Using the Spectral Theorem for quadratic forms, according to which for every quadratic form in a euclidean vector space there is an orthonormal basis which diagonalize it, how could one prove that every hermitian form in a hermitian vector space is diagonalizable? I already know the standard proof of the spectral theorem, but I am specifically asked to do it this way and don't even know where should I start from. Thanks in advance for any tips.

Answer 1

You may or may not find this approach helpful. It is a generalization of how you can diagonalize a symmetric matrix by congruence over an an arbitrary field of characteristic $\ne2$ to the case of an $n \times n$ Hermitian matrix $A$ over $\mathbb C.$ What you do is find a succession of matrices $P_1,...,P_m$ ,each of which has entirely 1's on the leading diagonal and all other entries 0 except for exactly one row, such that $$(P_1...P_m)^*A(P_1...P_m)$$ is real diagonal where '*' is the conjugate transpose operator.
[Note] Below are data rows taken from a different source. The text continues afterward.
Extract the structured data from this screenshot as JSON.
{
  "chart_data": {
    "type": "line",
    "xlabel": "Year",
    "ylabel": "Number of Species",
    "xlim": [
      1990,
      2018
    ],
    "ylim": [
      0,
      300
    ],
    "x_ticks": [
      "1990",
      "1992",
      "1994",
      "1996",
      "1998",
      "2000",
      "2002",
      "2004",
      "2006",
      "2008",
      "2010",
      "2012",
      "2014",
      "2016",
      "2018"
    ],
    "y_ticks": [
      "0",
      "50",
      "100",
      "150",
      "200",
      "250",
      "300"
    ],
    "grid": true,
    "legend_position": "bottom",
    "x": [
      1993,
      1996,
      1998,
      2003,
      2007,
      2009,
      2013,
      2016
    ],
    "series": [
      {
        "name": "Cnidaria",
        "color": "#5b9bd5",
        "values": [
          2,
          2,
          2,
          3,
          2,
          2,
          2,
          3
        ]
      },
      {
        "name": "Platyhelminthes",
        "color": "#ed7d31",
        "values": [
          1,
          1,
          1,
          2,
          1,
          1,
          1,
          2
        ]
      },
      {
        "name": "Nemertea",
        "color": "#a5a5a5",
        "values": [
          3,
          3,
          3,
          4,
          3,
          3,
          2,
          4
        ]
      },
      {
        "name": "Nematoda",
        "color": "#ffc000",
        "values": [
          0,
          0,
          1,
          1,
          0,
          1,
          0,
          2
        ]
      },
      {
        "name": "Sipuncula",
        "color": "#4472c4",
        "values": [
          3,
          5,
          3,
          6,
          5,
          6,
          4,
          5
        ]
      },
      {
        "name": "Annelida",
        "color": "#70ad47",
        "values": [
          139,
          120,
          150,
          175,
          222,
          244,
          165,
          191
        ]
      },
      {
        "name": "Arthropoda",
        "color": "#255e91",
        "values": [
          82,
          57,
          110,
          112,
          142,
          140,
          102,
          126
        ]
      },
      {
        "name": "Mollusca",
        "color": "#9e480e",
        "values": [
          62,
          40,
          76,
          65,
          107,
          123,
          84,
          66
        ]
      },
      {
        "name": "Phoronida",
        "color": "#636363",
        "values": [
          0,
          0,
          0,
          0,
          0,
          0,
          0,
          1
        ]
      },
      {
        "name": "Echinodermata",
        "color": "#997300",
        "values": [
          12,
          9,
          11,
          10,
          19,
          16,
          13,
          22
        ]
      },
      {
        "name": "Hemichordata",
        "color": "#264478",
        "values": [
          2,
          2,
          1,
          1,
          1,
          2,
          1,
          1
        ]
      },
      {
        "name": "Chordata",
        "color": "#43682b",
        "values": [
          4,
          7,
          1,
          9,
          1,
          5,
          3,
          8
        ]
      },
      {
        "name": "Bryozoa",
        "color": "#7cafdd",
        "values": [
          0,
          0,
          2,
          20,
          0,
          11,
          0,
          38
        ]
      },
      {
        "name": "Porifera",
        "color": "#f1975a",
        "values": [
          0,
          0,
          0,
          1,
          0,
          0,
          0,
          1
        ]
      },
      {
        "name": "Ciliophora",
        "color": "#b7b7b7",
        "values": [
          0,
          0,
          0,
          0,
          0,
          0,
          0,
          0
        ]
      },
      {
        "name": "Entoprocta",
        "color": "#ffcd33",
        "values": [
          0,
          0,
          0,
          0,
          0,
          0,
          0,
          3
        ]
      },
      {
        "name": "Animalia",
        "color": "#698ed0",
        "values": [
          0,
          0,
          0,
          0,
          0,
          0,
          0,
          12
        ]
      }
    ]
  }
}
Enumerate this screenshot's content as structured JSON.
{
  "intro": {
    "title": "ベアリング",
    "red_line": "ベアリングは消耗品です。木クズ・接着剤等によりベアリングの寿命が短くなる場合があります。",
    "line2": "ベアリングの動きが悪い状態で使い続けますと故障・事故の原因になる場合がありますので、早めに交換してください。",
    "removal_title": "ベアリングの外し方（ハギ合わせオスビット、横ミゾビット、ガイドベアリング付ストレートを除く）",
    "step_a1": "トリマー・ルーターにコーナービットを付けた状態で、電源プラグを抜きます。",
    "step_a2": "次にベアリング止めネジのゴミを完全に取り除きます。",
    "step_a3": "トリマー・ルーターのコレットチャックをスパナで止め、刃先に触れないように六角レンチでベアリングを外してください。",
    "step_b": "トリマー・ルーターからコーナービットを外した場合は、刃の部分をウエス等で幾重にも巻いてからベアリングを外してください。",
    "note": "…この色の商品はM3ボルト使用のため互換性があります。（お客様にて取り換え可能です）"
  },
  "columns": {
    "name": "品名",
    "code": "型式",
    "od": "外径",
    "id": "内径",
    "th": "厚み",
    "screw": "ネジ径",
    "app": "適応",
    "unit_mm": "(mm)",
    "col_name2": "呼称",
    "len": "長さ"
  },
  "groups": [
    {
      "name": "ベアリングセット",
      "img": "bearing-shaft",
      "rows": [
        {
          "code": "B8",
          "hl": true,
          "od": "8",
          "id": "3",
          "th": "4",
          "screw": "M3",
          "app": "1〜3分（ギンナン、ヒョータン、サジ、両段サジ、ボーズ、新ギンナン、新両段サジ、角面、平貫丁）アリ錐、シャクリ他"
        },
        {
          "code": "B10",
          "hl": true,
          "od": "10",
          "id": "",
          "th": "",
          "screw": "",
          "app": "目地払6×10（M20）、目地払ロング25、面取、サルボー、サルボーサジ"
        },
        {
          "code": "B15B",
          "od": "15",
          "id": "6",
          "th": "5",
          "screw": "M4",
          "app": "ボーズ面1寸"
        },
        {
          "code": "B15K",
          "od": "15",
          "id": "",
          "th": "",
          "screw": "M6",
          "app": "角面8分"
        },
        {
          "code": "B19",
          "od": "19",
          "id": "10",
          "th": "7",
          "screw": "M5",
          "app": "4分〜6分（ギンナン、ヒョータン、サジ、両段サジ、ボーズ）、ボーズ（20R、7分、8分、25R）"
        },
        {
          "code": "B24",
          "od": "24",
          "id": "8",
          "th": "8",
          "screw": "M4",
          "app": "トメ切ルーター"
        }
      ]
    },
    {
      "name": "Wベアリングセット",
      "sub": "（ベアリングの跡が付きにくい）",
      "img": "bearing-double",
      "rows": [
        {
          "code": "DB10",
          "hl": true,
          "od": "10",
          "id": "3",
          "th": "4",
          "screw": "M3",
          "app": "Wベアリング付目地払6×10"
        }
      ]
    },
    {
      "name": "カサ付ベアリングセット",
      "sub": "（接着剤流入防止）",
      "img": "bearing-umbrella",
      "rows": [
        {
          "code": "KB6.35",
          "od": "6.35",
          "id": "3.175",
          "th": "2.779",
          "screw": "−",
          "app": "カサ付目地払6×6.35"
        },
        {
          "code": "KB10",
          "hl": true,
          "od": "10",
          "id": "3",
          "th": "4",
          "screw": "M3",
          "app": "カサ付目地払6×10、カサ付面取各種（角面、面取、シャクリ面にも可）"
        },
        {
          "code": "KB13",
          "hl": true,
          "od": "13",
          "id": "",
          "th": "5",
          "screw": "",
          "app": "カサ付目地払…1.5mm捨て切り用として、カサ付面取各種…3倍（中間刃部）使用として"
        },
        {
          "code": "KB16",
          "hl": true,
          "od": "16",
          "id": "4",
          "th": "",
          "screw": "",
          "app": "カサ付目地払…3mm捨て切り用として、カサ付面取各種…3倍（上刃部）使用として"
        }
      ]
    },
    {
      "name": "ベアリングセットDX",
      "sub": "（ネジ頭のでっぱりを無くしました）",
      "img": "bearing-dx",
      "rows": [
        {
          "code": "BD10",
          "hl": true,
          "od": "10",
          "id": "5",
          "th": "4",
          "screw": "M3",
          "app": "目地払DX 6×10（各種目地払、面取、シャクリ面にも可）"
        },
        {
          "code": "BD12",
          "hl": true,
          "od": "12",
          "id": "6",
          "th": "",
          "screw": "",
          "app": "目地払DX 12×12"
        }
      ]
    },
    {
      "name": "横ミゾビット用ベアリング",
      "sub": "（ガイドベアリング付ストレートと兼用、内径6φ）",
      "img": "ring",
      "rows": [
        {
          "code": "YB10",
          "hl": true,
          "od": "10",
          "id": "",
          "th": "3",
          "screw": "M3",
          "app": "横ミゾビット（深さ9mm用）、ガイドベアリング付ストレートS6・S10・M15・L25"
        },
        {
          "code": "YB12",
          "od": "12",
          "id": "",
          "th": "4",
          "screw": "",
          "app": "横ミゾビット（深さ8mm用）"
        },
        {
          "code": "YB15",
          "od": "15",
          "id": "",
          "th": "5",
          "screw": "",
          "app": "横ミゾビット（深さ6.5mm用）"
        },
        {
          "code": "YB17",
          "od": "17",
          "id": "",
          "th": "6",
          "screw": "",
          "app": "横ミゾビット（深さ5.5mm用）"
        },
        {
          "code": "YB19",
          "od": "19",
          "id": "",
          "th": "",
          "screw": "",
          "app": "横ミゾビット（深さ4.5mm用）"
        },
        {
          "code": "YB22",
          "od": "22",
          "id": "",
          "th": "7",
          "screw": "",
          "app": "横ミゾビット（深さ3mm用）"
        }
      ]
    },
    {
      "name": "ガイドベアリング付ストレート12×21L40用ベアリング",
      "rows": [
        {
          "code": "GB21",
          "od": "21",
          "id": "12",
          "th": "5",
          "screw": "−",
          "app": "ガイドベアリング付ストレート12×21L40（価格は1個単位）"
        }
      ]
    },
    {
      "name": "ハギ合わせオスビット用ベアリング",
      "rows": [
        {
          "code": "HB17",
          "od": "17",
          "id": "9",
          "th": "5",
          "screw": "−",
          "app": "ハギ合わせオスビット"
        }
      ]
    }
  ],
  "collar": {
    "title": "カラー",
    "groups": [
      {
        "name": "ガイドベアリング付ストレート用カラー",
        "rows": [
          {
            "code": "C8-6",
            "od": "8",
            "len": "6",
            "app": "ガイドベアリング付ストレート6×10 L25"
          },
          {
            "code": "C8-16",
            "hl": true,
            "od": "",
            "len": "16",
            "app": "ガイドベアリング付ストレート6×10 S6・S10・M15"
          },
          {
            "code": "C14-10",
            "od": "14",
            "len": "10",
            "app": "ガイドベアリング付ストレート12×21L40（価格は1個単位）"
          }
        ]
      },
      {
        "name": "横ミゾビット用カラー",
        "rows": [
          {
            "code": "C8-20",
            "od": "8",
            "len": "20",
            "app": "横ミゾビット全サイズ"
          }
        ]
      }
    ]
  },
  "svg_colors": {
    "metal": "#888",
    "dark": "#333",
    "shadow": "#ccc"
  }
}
Identify the Hermitian matrix $A$ with the Hermiian form $X^*AX$ $$X=\begin{bmatrix}X_1\\,\\.\\.\\X_n\end{bmatrix}$$. Make a sequence of 'change of variables' $X=P_1X',X'=P_2'',etc$ At each step, 'complete the square' in variable $i$ if there is any non-zero diagonal term in $(P_1...P_{\mu})^*A(P_1...P_{\mu})$ with one or more non-zero terms in the corresponding row. If the matrix $(P_1...P_{\mu})^*A(P_1...P_{\mu})$ has 1 or more non-zero off-diagonal terms $$\alpha_{ij} \ne 0$$ but all such $\alpha_{ii},\alpha_{jj}=0$ the change of variables $X_j=X_i'+X_j',X_t=X_t',t \ne j$ forces a non-zero diagonal term $\alpha_{ii}.$ This procedure terminates in no more than $2n$ steps.